私たちの体は、体内の細胞に栄養分をくばり、細胞で生じた新陳代謝物を体外へ運び出すためにたくさんの水を必要とします。粗い計算によると、成人男子は毎日二リットルの水を摂取するようです。食物は一週間ぐらいとらなくても、体内の脂肪分などを利用して生き続けられます。しかし、水は二、三日も飲まないと、危険状態におちいるようです。これが水は命の綱といわれる由縁です。

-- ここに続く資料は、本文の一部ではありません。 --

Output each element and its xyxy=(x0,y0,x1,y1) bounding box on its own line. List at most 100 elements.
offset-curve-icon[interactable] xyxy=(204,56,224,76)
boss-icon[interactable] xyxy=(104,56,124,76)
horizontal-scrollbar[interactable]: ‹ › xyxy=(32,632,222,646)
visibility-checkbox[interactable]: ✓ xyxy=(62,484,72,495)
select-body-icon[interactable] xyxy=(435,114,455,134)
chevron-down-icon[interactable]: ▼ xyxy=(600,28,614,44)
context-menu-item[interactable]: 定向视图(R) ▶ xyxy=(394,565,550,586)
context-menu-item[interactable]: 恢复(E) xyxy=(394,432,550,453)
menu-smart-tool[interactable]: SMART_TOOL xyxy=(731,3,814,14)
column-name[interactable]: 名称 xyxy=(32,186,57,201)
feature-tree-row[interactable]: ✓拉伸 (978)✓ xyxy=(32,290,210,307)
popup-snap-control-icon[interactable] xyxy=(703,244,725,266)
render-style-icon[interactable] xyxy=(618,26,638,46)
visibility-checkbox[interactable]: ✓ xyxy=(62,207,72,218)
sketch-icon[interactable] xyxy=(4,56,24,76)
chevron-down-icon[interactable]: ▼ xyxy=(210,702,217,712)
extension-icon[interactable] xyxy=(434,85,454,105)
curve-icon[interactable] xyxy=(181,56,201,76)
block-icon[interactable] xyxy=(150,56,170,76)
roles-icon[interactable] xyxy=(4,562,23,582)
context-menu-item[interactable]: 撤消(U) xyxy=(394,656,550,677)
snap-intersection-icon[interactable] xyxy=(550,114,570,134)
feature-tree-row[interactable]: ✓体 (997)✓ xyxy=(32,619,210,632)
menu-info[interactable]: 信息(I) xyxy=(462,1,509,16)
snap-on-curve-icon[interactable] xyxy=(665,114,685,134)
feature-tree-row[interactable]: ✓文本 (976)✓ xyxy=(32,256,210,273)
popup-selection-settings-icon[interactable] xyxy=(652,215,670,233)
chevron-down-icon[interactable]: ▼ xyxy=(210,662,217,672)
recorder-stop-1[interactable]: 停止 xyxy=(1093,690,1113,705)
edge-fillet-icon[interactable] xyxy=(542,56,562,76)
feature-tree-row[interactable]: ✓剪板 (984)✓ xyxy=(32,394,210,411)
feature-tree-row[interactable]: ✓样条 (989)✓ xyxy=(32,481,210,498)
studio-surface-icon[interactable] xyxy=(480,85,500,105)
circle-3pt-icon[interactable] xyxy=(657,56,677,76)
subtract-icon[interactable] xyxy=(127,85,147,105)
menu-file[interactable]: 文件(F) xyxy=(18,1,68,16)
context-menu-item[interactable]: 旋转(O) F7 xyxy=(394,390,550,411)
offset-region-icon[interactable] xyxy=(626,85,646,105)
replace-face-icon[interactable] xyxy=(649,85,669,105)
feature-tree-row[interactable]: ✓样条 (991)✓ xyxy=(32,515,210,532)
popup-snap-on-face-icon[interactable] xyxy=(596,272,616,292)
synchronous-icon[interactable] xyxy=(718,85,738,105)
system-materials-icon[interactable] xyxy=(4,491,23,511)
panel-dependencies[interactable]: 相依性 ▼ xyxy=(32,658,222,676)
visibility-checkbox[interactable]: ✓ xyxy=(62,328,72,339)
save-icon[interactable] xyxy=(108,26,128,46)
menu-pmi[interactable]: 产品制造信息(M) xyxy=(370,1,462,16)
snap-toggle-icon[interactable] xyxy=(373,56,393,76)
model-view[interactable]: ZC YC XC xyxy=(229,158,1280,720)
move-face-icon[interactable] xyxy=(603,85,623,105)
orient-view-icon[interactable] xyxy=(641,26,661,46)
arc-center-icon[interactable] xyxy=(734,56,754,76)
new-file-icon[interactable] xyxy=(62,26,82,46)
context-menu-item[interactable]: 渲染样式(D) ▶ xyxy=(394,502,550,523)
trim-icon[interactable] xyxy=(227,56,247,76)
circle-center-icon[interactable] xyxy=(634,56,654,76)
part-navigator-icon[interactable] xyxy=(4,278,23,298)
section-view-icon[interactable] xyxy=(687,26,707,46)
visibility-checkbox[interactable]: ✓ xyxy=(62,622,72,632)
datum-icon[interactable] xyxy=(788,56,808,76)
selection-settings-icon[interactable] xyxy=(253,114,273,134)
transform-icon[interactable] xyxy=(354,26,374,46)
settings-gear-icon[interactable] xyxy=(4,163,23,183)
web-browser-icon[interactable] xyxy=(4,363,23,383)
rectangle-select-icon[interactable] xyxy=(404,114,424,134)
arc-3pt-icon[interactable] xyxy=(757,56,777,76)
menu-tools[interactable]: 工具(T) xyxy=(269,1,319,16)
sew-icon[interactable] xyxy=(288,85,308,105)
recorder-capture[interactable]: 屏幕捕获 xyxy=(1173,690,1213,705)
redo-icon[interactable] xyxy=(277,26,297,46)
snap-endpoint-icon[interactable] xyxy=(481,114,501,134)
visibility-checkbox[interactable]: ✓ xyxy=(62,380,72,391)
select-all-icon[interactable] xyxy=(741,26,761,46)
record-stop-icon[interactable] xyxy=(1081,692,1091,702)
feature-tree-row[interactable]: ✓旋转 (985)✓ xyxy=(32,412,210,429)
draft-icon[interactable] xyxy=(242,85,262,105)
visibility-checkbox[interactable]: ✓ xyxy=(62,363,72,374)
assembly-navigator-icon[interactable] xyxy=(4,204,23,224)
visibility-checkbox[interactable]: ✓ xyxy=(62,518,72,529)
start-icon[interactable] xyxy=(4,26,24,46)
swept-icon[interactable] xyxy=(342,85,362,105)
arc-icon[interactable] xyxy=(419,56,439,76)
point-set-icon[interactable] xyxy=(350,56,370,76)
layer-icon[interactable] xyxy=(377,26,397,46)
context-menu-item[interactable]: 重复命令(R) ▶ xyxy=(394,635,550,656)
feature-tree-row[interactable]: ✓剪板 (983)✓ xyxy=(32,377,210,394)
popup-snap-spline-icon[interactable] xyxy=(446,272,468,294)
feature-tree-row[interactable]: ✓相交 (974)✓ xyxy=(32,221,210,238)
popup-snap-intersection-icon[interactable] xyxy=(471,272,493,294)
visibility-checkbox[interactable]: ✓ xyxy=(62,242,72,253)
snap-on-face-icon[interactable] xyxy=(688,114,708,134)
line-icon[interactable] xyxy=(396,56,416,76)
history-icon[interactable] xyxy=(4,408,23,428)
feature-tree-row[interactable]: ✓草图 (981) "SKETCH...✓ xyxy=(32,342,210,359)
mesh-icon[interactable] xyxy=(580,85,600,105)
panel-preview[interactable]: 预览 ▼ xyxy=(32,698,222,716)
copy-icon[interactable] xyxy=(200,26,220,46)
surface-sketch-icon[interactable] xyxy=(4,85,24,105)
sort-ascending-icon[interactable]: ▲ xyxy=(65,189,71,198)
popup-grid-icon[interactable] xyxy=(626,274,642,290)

このことは、私たちの生存エネルギーを生産する作物にもそのまま当てはまります。パイナップルやシーザル麻などの特殊な作物をのぞいて、一般
の作物は太陽の輝く日中、葉面に開いている小さい穴―気孔(きこう)を通
して、大気中の二酸化炭素を吸収して有機物を作ります(図)。この有機物内に蓄えられた太陽エネルギーが、私たちの生存エネルギーです。気孔の内部は湿った細胞に接しています。それゆえ、日射があって気孔が開き光合成をおこなっている時には、外から内へと二酸化炭素が流れ、水蒸気は逆に外へと流れ出てしまいます。外への水蒸気の流出は蒸散と呼ばれ、一見水の無駄
な浪費のように見えます。
しかし、水の蒸発にはたくさんの熱エネルギーが必要で(水一グラムを蒸発させるには五八〇カロリーの熱が必要)、このおかげで作物葉は強い太陽光の下でも火傷(やけど)せずに、光合成活動を維持できるのです。すなわち、蒸散は作物にとって一種の液冷の工夫なのです。
どれくらい水を蒸散しているか
自動車などの液冷エンジンは冷却液を循環させているので、液量は一定ですみます。しかし、作物の冷却液―水は蒸散して空気中へ失われてしまいます。それゆえ、失われた水を次々と補給しなければなりません。補給するのは農地に降る雨であり、灌漑(かんがい)水です。作物が成長し収穫するまでに、葉面からどれくらいの水が失われるのでしょうか。いくつかの結果をまとめると、作物体(乾物量)一トンを作るのに要する水量は、トウモロコシ、ソルガムなどで二百〜三百トン、イネ、コムギなどで三百〜四百トン、マメ科作物で五百〜六百トンになるようです。水田では水面からの蒸発や漏水でも水が失われるので、さらに多くの水が必要になります。